L’accumulation de cellules sénescentes dans un organe ne conduit pas toujours à son déclin fonctionnel

Olivier Albagli1* and Hélène Pelczar2

1Inserm U1016, CNRS UMR8104, Institut Cochin, Groupe hospitalier Cochin-Port-Royal, bâtiment Cassini , 123 boulevard de Port-Royal , 75014Paris , France
2UFR927 Sciences de la vie, Sorbonne université , 4 place Jussieu , 75005Paris , France
Corresponding author.

MeSH keywords: Humains, Vieillissement de la cellule

 

La sénescence cellulaire est un processus multi-étapes qui entraîne un arrêt de la prolifération des cellules. Différents stimulus définissent différents types de sénescence, dont les liens sont discutés [ 13 ] ( ).

(→) Voir les Synthèses de J.M. Brondello et al ., m/s n° 3, mars 2012, page 288, et Y. Tachikart et al ., m/s n° 6-7, juin-juillet 2018, page 547

Bien qu’il n’existe aucun marqueur à la fois universel et spécifique de la sénescence, elle implique souvent l’induction transcriptionnelle de la protéine P16 Ink4a (P16), et elle est couramment mise en évidence par l’augmentation de l’activité de la β-galactosidase (SA-βGal, senescence associated beta-galactosidase) [ 13 ]. La sénescence cellulaire joue un rôle dans le développement, la cicatrisation, la régénération, et la suppression tumorale [ 14 ]. En contrepartie de ces bénéfices à court terme, l’accumulation de cellules sénescentes dans un tissu ou un organe paraît conduire, directement ou indirectement, à son dysfonctionnement et contribuer à des maladies liées à l’âge [ 14 ]. Ce lien entre accumulation de cellules sénescentes et déclin fonctionnel motive des stratégies thérapeutiques ciblant les cellules sénescentes [ 24 ]. Pourtant, ce lien semble devoir parfois être nuancé.

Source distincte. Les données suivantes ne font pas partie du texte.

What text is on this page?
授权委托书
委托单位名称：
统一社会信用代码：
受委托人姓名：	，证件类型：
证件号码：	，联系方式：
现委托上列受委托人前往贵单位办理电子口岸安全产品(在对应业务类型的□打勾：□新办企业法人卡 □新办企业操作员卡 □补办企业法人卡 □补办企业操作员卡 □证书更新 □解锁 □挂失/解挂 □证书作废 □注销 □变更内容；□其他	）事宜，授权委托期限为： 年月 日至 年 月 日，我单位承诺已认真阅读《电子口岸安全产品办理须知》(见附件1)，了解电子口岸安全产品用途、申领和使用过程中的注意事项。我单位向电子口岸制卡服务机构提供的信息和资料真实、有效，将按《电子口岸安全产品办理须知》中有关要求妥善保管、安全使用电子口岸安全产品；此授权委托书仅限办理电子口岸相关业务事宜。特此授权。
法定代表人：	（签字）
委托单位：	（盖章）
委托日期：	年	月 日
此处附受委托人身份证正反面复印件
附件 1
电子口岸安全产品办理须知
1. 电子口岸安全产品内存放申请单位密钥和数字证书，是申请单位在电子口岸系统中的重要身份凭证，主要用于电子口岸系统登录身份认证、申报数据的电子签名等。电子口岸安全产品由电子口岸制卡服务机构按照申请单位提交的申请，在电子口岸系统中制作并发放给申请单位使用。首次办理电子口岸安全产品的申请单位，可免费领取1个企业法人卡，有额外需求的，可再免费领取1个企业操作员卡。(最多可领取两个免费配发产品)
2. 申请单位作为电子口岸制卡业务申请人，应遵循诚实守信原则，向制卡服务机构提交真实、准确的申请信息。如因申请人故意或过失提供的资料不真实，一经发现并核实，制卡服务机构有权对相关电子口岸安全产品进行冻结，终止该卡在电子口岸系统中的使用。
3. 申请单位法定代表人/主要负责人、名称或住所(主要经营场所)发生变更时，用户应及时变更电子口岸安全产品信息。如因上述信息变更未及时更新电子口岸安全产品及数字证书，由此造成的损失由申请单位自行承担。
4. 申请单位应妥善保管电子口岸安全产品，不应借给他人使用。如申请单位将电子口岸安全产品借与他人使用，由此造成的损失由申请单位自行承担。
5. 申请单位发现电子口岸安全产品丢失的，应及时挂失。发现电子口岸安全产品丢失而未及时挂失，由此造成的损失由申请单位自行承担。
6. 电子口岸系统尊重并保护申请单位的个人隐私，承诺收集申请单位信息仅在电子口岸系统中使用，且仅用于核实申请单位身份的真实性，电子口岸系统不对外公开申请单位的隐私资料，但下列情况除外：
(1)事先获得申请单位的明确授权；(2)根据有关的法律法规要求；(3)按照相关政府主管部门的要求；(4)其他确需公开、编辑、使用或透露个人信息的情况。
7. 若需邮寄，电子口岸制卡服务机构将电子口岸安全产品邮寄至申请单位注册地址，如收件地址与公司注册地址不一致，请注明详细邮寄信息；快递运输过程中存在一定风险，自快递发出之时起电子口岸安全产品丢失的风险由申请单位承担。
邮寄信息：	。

Une équipe de chercheurs a récemment produit des souris transgéniques permettant l’élimination sélective des cellules sénescentes (P16 high ) au fur et à mesure de leur apparition ( Figure 1 ) [ 5 ]. Alors que des travaux antérieurs pouvaient laisser supposer un effet bénéfique [ 3 , 5 ], les chercheurs ont constaté, au contraire, que la santé d’une partie de ces souris se dégrade vers un an [ 5 ]. Les souris malades souffrent de la perte de cellules endothéliales sénescentes, tout particulièrement de celles des sinusoïdes hépatiques ( liver sinusoidal endothelial cells , LSEC). Les LSEC jouent un rôle fondamental dans l’élimination de nombreux déchets, toxines ou agents infectieux présents dans le sang. Cette fonction repose sur des récepteurs membranaires spécialisés, qui confèrent aux LSEC une remarquable capacité d’endocytose, la plus forte parmi toutes les cellules de l’organisme [ 5 ]. Les auteurs montrent, chez les souris témoins, que les LSEC sénescentes s’accumulent progressivement au cours de la vie, passant de moins de 1 % des LSEC chez les souris âgées de deux mois, à 10 % à l’âge de un an et à plus de 50 % à l’âge de deux ans. Chez les souris âgées de un an, les LSEC sénescentes présentent une expression de nombreux récepteurs spécialisés dans l’endocytose et une capacité d’internalisation des LDL ( low-density lipoproteins ) oxydées (LDL-ox) ou acétylées supérieures à celles des LSEC non sénescentes [ 5 ] ( Figure 1 ). À cet âge, les LSEC sénescentes sont donc dotées d’une fonction détoxifiante accrue. Ce gain fonctionnel compense la diminution progressive de la porosité des sinusoïdes avec l’âge par pseudo-capillarisation (diminution du nombre des fenêtres entre les LSEC et formation d’une membrane basale), et la réduction corrélative de l’épuration du sang par les hépatocytes voisins [ 5 ]. Les auteurs montrent par ailleurs que la perte des LSEC sénescentes chez les souris transgéniques est irréversible : les LSEC éliminées ne sont pas remplacées par de nouvelles LSEC, mais par des dépôts de collagène. Cette perte conduit, chez les souris âgées de un an, à une fibrose périvasculaire dans le foie, et dans d’autres organes (cœur, poumon, rein) 1, , et à une détérioration du fonctionnement hépatique [ 5 ] ( Figure 1 ). Ces résultats montrent l’importance structurale et fonctionnelle du maintien des LSEC sénescentes.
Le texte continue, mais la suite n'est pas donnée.